RUMFORD — Sophomore John Freeman chose to act as one of the 18 “living dead” students at Mountain Valley High School on Tuesday because he knows how serious car accidents affect people.

“I know a family who experienced this,” Freeman said. “I wanted to let my group of friends know what happens when (a serious accident) happens and how people feel.”

Freeman and 17 other Mountain Valley students were escorted from their classrooms, one by one, every 15 minutes throughout the day by the Grim Reaper. Rumford police Sgt. Tracey Higley read an obituary about each person.

“Stephanie Garcia died while texting when she was driving home,” Higley read. “She died in an auto accident. She was born on Feb. 2, 1994. She enjoyed cheerleading, camping, fishing and four-wheeling. She was a kind and caring person who was true to herself.”

At the end of the obituary, Higley told the class of subdued students that they were invited to her “funeral” Wednesday morning at the high school.

The Every 15 Minutes program included the “living dead” dramatization and a mock two-car accident in which one student was “killed,” one “seriously injured,” another “slightly injured,” and the 18-year-old driver “arrested” for operating under the influence.
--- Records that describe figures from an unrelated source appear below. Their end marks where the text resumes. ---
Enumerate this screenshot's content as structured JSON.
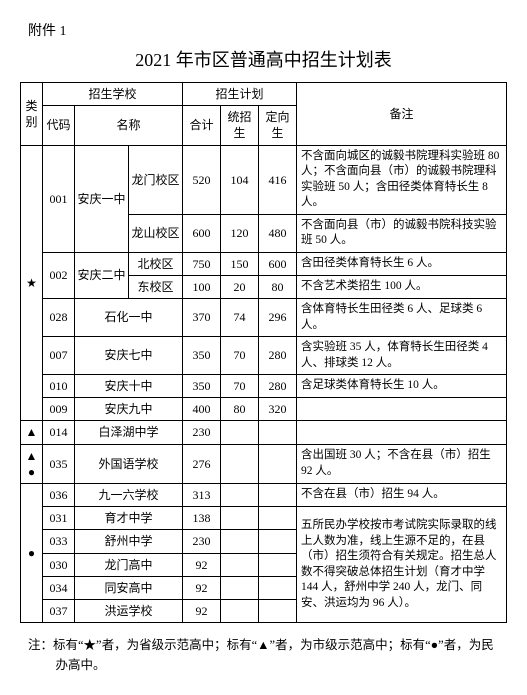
{
  "attachment": "附件 1",
  "title": "2021 年市区普通高中招生计划表",
  "header": {
    "cat": "类别",
    "school": "招生学校",
    "plan": "招生计划",
    "remark": "备注",
    "code": "代码",
    "name": "名称",
    "total": "合计",
    "unified": "统招生",
    "directed": "定向生"
  },
  "marks": {
    "star": "★",
    "tri": "▲",
    "circle": "●"
  },
  "schools": {
    "s001": {
      "code": "001",
      "name": "安庆一中",
      "r1": {
        "sub": "龙门校区",
        "total": "520",
        "u": "104",
        "d": "416",
        "rem": "不含面向城区的诚毅书院理科实验班 80 人；不含面向县（市）的诚毅书院理科实验班 50 人；含田径类体育特长生 8 人。"
      },
      "r2": {
        "sub": "龙山校区",
        "total": "600",
        "u": "120",
        "d": "480",
        "rem": "不含面向县（市）的诚毅书院科技实验班 50 人。"
      }
    },
    "s002": {
      "code": "002",
      "name": "安庆二中",
      "r1": {
        "sub": "北校区",
        "total": "750",
        "u": "150",
        "d": "600",
        "rem": "含田径类体育特长生 6 人。"
      },
      "r2": {
        "sub": "东校区",
        "total": "100",
        "u": "20",
        "d": "80",
        "rem": "不含艺术类招生 100 人。"
      }
    },
    "s028": {
      "code": "028",
      "name": "石化一中",
      "total": "370",
      "u": "74",
      "d": "296",
      "rem": "含体育特长生田径类 6 人、足球类 6 人。"
    },
    "s007": {
      "code": "007",
      "name": "安庆七中",
      "total": "350",
      "u": "70",
      "d": "280",
      "rem": "含实验班 35 人，体育特长生田径类 4 人、排球类 12 人。"
    },
    "s010": {
      "code": "010",
      "name": "安庆十中",
      "total": "350",
      "u": "70",
      "d": "280",
      "rem": "含足球类体育特长生 10 人。"
    },
    "s009": {
      "code": "009",
      "name": "安庆九中",
      "total": "400",
      "u": "80",
      "d": "320",
      "rem": ""
    },
    "s014": {
      "code": "014",
      "name": "白泽湖中学",
      "total": "230",
      "rem": ""
    },
    "s035": {
      "code": "035",
      "name": "外国语学校",
      "total": "276",
      "rem": "含出国班 30 人；不含在县（市）招生 92 人。"
    },
    "s036": {
      "code": "036",
      "name": "九一六学校",
      "total": "313",
      "rem": "不含在县（市）招生 94 人。"
    },
    "s031": {
      "code": "031",
      "name": "育才中学",
      "total": "138"
    },
    "s033": {
      "code": "033",
      "name": "舒州中学",
      "total": "230"
    },
    "s030": {
      "code": "030",
      "name": "龙门高中",
      "total": "92"
    },
    "s034": {
      "code": "034",
      "name": "同安高中",
      "total": "92"
    },
    "s037": {
      "code": "037",
      "name": "洪运学校",
      "total": "92"
    },
    "groupRemark": "五所民办学校按市考试院实际录取的线上人数为准，线上生源不足的，在县（市）招生须符合有关规定。招生总人数不得突破总体招生计划（育才中学 144 人，舒州中学 240 人，龙门、同安、洪运均为 96 人）。"
  },
  "footnote": "注：标有“★”者，为省级示范高中；标有“▲”者，为市级示范高中；标有“●”者，为民办高中。"
}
As the rain fell on students, staff, parents and friends, law enforcement officers from Rumford, Mexico, Maine State Police and the Oxford County Sheriff’s Office, along with a hearse from a local funeral home, two Med-Care ambulances and firetrucks from Rumford and Mexico converged on the accident at the parking lot at the rear of the high school.

Sophomore Jordan True said the accident and everything surrounding it was scary. She said the Grim Reaper visiting a classroom across the hall and pulling a student out was “chilling.”

Seniors Nick Hamel, Nick Williams and Eric Zurhorst said the day’s events had a great impact on many students, particularly those who have been touched by a serious or fatal accident.

“There’s still a few who don’t care,” Williams said.

Rumford police Chief Stacey Carter said the number of drinking parties that occur prompted taking the next step in warning students about the dangers of drinking and driving.

“There’s still a lot of people who think tragedy won’t happen to them, but we want to show the consequences before they make decisions,” he said.

Counselors were on hand to talk with students who had a difficult time with either the accident or the “living dead” students who were taken from class. Several members of the clergy took turns escorting Mexico or Rumford police officers to the homes of students who were “dead.”

Math teacher Lisa Russell and Higley were co-coordinators of the event.

Both were pleased with how the events went and the impact they made on many students.

“Don’t get in the car (if you or the driver is drinking),” Higley said. “Don’t make us tell your parents you’ve been killed.”

The event Tuesday and the follow-up Wednesday are the result of hundreds of hours put in by scores of community members, teachers, other staff and emergency personnel.

Principal Matthew Gilbert said funds to carry out the two-day dramatization came from donations from the community.

Every 15 Minutes is part of the school’s ongoing Keeping Students Safe program.

“We continue to reinforce the importance of making good decisions,” he said.

The students who were tapped by the Grim Reaper and six chaperons will spend the night in a Wilton hotel away from other classmates where they will work on team and trust building and hear two speakers.

On Wednesday morning, they will attend their “funerals” at a school-wide assembly.

Higley said he and dozens of others have been working on the Every 15 Minutes project for many months.